Judgment, Supreme Court, New York County (Bonnie G. Wittner, J., on suppression motion; Edward J. McLaughlin, J., at jury trial and sentence), rendered August 1, 2006, convicting defendant of criminal possession of a weapon in the third degree, and sentencing him, as a second violent felony offender, to a term of 6V2 years, unanimously affirmed.
The court properly denied defendant’s suppression motion. It is undisputed that the police lawfully arrested defendant on probable cause to believe he would be arriving on a certain bus at the Fort Authority Bus Terminal while armed with a weapon. As he was being arrested, he admitted he had a firearm in his open tote bag, a few steps away from him. From a lawful vantage point, an officer looked into the open bag and saw a *205firearm in plain view. Even if we were to accept defendant’s assertion that this constituted the search of a closed container, we would still find it to be lawful. The bag had not been reduced to the exclusive control of the police, who acted reasonably to ensure their safety and that of bystanders (see People v Smith, 59 NY2d 454 [1983]; People v Wylie, 244 AD2d 247 [1997], lv denied 91 NY2d 946 [1998]).

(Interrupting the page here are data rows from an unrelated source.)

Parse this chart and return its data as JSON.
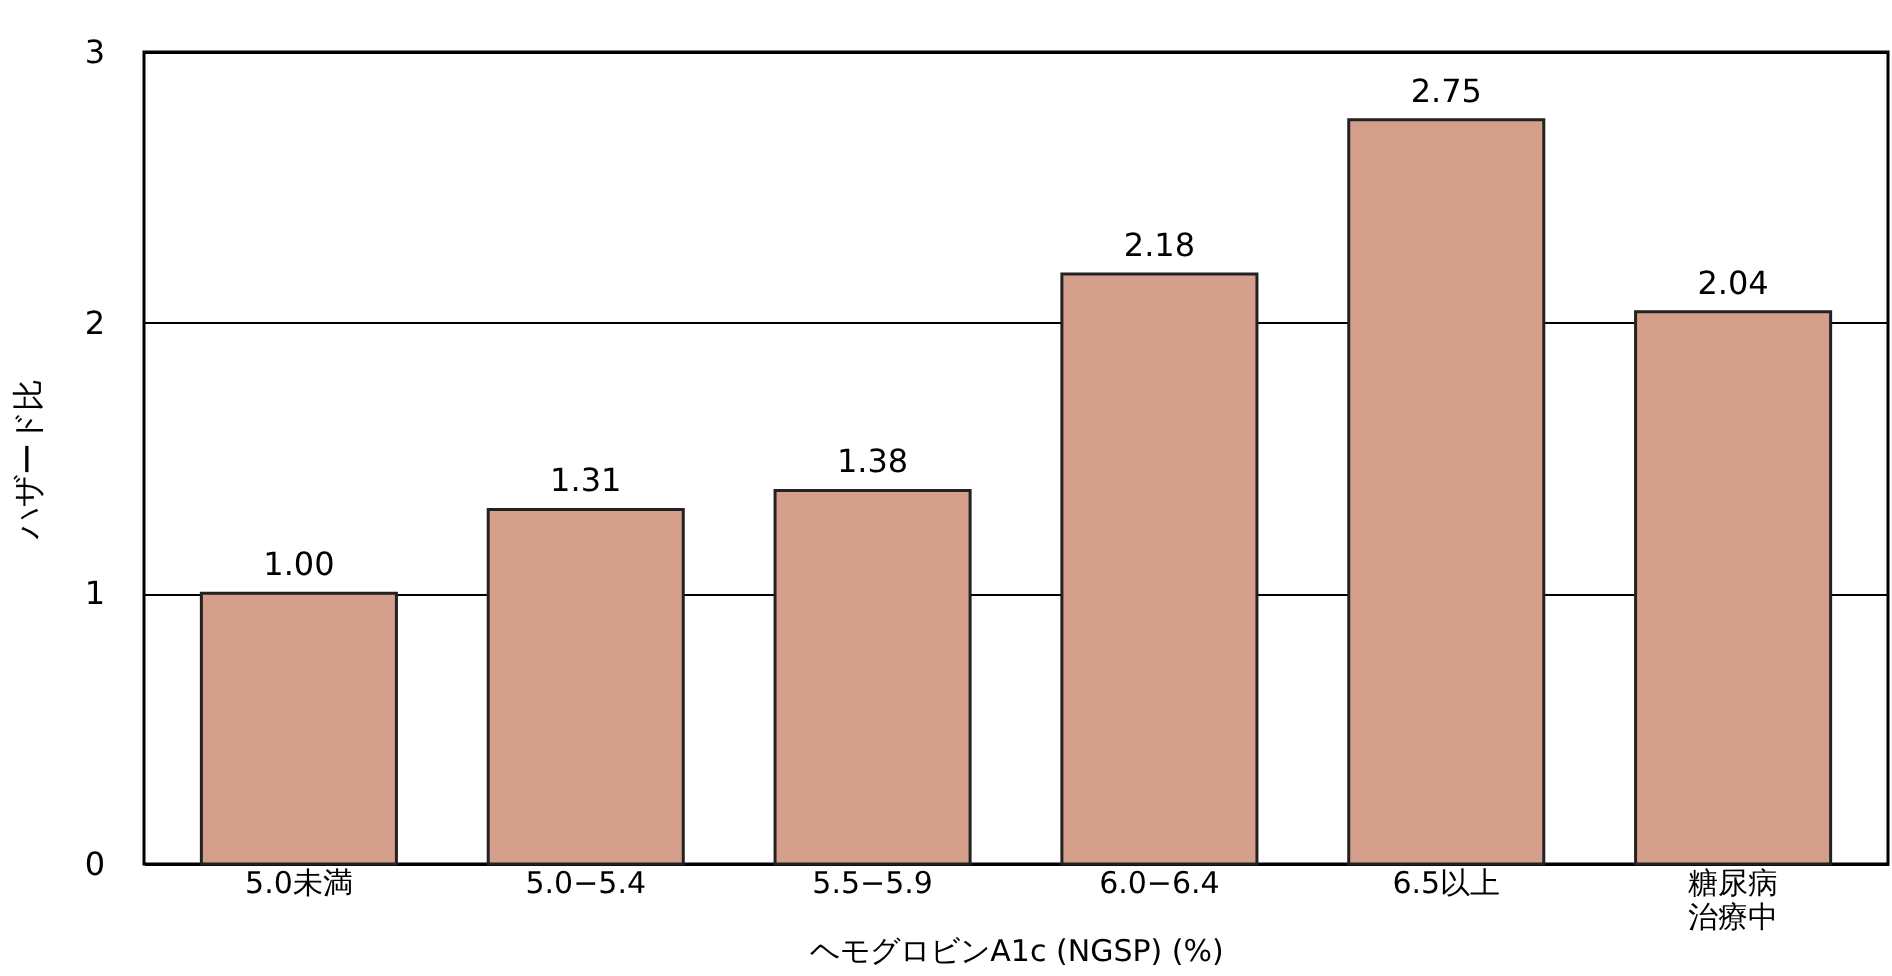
{
  "chart_data": {
    "type": "bar",
    "xlabel": "ヘモグロビンA1c (NGSP) (%)",
    "ylabel": "ハザード比",
    "categories": [
      "5.0未満",
      "5.0−5.4",
      "5.5−5.9",
      "6.0−6.4",
      "6.5以上",
      "糖尿病治療中"
    ],
    "values": [
      1.0,
      1.31,
      1.38,
      2.18,
      2.75,
      2.04
    ],
    "value_labels": [
      "1.00",
      "1.31",
      "1.38",
      "2.18",
      "2.75",
      "2.04"
    ],
    "color": "#d4a08c",
    "ylim": [
      0,
      3
    ],
    "yticks": [
      0,
      1,
      2,
      3
    ],
    "grid": "y"
  }
}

During deliberations, the jury sent a note to the court asking for a re-reading of the elements of the crimes with which defendant was charged. The court informed the parties that “[t]hey have a note, they want elements.” After the jurors were brought into the courtroom, the court responded to the jury’s note by re-reading the elements of the crimes. Although the court should have followed the procedure outlined in People v O’Rama (78 NY2d 270, 277-278 [1991]), it at least fulfilled its “core responsibility” (People v Kisoon, 8 NY3d 129, 135 [2007]) to notify counsel of the contents of the note. The court did not prevent counsel from knowing the specific language of the note, or from suggesting different responses from those the court provided (compare People v Starling, 85 NY2d 509, 516 [1995], with People v Cook, 85 NY2d 928 [1995]). Accordingly, we do not find any mode of proceedings error that would be exempt from preservation requirements, and we decline to review defendant’s claim in the interest of justice. Furthermore, viewed in light of the presumption of regularity (see People v Velasquez, 1 NY3d 44, 48 [2003]), we conclude that counsel was afforded the opportunity to read the note and suggest a response before the jury entered the courtroom.
We perceive no basis for reducing the sentence. Concur— Lippman, P.J., Mazzarelli, Friedman, Sweeny and Moskowitz, JJ.